Following some speculation as to who would become Kirkland & Ellis‘ de facto head in London, finance partner Stephen Lucas has taken up the role and has been appointed to the firm’s executive committee, just one year after joining the firm.

He was voted onto Kirkland’s 15-member global management executive committee last week and will assume the City head role; although the firm does not maintain an official London managing partner title, winning the committee seat usually indicates who will assume the role in an unofficial capacity.

Lucas joined the global top-ten firm in its debt finance practice in May last year from Weil, Gotshal & Manges, after he was brought in on a three-year guarantee worth around $8m a year.

The position became vacant after former de facto London head Graham White left the firm in October last year, to join Fried, Frank, Harris, Shriver & Jacobson as its London managing partner and head of private equity in Europe.

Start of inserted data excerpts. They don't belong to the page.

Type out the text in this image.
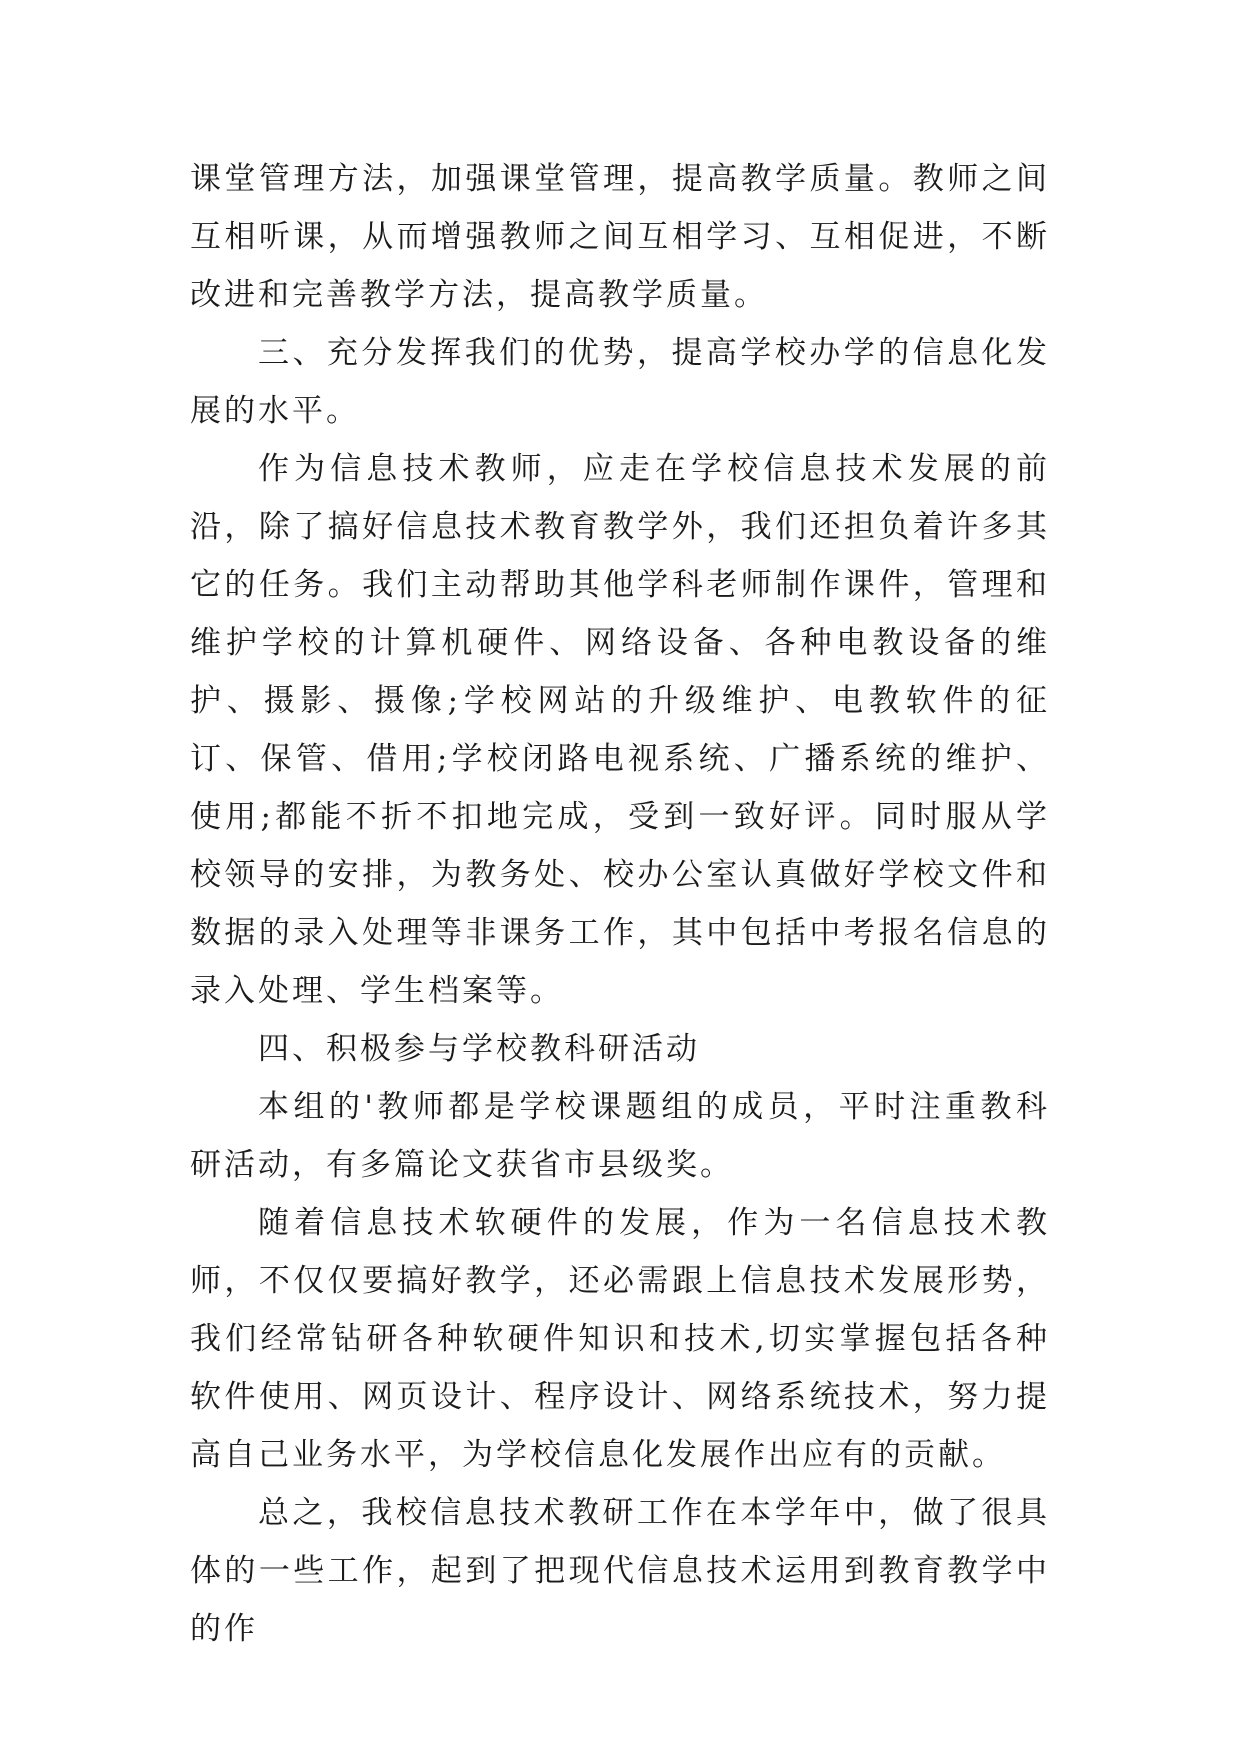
课堂管理方法，加强课堂管理，提高教学质量。教师之间互相听课，从而增强教师之间互相学习、互相促进，不断改进和完善教学方法，提高教学质量。

三、充分发挥我们的优势，提高学校办学的信息化发展的水平。

作为信息技术教师，应走在学校信息技术发展的前沿，除了搞好信息技术教育教学外，我们还担负着许多其它的任务。我们主动帮助其他学科老师制作课件，管理和维护学校的计算机硬件、网络设备、各种电教设备的维护、摄影、摄像;学校网站的升级维护、电教软件的征订、保管、借用;学校闭路电视系统、广播系统的维护、使用;都能不折不扣地完成，受到一致好评。同时服从学校领导的安排，为教务处、校办公室认真做好学校文件和数据的录入处理等非课务工作，其中包括中考报名信息的录入处理、学生档案等。

四、积极参与学校教科研活动

本组的'教师都是学校课题组的成员，平时注重教科研活动，有多篇论文获省市县级奖。

随着信息技术软硬件的发展，作为一名信息技术教师，不仅仅要搞好教学，还必需跟上信息技术发展形势，我们经常钻研各种软硬件知识和技术,切实掌握包括各种软件使用、网页设计、程序设计、网络系统技术，努力提高自己业务水平，为学校信息化发展作出应有的贡献。

总之，我校信息技术教研工作在本学年中，做了很具体的一些工作，起到了把现代信息技术运用到教育教学中的作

Since then, both Lucas and Kirkland’s previous de facto head Jim Learner – who re-joined Kirkland in February 2015 following a two-year stint as managing partner of private equity firm HGGC in California – were understood to be in the running.

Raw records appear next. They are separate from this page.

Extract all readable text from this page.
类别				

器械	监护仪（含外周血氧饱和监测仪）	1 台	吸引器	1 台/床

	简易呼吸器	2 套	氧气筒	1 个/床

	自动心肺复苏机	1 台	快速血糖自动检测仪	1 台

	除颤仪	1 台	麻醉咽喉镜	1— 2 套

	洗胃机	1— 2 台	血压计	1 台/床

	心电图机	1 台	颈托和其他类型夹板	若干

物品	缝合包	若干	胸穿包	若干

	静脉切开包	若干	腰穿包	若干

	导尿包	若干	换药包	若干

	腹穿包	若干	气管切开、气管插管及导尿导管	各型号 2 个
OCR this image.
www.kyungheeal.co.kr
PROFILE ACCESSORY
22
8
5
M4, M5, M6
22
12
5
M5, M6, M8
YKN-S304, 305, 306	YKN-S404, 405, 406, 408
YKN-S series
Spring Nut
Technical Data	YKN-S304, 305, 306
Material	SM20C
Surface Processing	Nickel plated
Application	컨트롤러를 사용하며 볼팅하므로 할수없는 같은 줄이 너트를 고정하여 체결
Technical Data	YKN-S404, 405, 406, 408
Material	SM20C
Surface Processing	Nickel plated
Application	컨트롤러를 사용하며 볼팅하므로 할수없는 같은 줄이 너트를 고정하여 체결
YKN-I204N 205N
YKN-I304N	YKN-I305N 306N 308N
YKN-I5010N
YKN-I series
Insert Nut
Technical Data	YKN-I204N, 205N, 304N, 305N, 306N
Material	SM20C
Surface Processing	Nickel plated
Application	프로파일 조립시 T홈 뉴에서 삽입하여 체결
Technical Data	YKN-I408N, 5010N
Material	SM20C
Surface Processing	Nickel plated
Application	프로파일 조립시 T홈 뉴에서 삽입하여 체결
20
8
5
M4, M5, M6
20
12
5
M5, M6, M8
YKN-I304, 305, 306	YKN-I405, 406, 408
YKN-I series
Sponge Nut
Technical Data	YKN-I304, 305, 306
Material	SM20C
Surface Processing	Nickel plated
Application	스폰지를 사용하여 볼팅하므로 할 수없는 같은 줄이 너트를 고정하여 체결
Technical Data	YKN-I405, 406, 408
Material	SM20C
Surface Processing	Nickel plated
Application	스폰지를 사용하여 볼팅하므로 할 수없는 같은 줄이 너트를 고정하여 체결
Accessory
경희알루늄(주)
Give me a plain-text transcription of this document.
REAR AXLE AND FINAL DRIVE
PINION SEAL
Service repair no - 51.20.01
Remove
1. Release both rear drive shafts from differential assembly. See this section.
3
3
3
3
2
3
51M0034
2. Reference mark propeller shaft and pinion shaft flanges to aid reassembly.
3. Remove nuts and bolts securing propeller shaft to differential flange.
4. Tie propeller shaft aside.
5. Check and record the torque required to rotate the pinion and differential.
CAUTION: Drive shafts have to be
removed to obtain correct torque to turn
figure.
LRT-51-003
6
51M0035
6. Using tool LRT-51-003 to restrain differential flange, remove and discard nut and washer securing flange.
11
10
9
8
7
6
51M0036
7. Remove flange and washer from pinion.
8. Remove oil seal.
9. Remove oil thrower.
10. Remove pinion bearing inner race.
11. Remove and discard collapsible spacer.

Learner’s re-hire followed the exit of Kirkland’s senior partner and European debt finance practice head Stephen Gillespie, who announced in December 2014 that he would leave the firm after nearly nine years to join Gibson, Dunn & Crutcher.

However, Kirkland made a significant coup this year recruiting two partners from Linklaters, with UK competition chief Paula Riedel joining just last week (1 May), after hiring head of real estate M&A Matthew Elliott, who quit the Magic Circle firm after 17 years in a bid to boost Kirkland’s private equity offering in the real estate sector.

While lateral movement at a firm like Kirkland is considered the norm, in terms of revenues, the firm has continued to perform solidly. Kirkland posted a 6.6% increase in global revenues to $2.15bn last year, an increase from the previous year when turnover rose 4% to $2.02bn, while partner profits were equally strong, surpassing the $3.5m mark, and rising 7% to $3.51m.